NAME: Suvorkov Andrey Sergeyevich
Geburtsdatum: 26. Februar 1993
Aktueller Stand in der Strafsache: Verbüßte Hauptstrafe
Artikel des Strafgesetzbuches der Russischen Föderation: 282.2 (1), 282.3 (1)
In Gewahrsam genommen: 2 Tage in der vorläufigen Haftanstalt, 114 Tage in der Untersuchungshaftanstalt, 192 Tage Unter Hausarrest
Satz: Strafe in Form von Freiheitsstrafe von 6 Jahren 3 Monaten, mit Entzug des Rechts, Tätigkeiten im Zusammenhang mit Führung und Teilnahme an der Arbeit öffentlicher und religiöser Organisationen für 2 Jahre zu entziehen, mit Einschränkung der Freiheit für 1 Jahr; die Hauptstrafe gilt als ausgesetzt mit einer Probezeit von 4 Jahren

Biographie

Andrey Suvorkov ist einer der friedlichen Gläubigen, die während der Razzia auf Zeugen Jehovas in Kirov festgenommen wurden. Er wurde nur wegen seines Glaubens des Extremismus beschuldigt, und Andrey musste seinen guten Namen vor Gericht verteidigen.

Andrey wurde 1993 in Kirov geboren. Seine Liebe zur Bibel wurde ihm von seiner Mutter vermittelt, die ihn von Kindheit an gemäß den Geboten dieses Buches erzog. Im Schulalter liebte er die exakten Naturwissenschaften, nahm an Stadtolympiaden teil und spielte in seiner Freizeit Volleyball. Später erwarb er die Spezialisierung eines Computerbedieners.
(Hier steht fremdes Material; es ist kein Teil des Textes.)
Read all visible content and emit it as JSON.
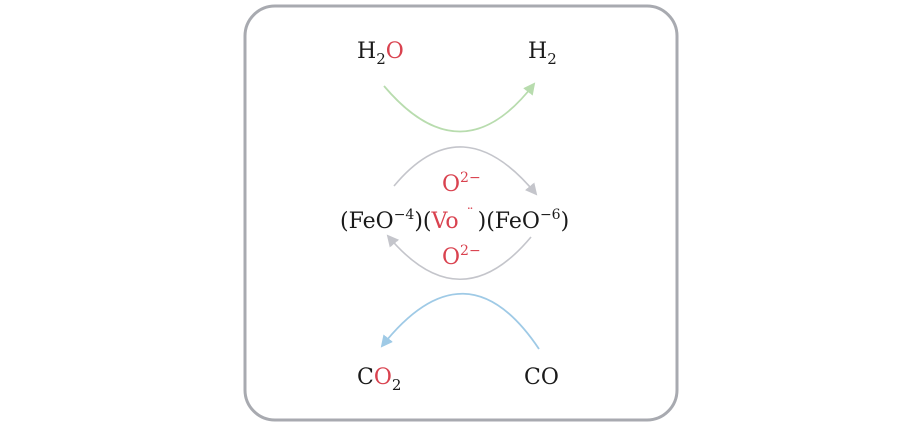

Nachdem er das Militäralter erreicht hatte, bat Andrei aufgrund friedlicher christlicher Überzeugungen um die Ersetzung des Militärdienstes durch einen alternativen zivilen. Sein Antrag wurde genehmigt, und er arbeitete Vollzeit als Krankenschwester in einer narkologischen Ambulanz.

2016 heiratete Andrey Svetlana. Sie haben viele Freunde, ihre Ehepartner lieben es, Sport zu treiben und anderen zu helfen.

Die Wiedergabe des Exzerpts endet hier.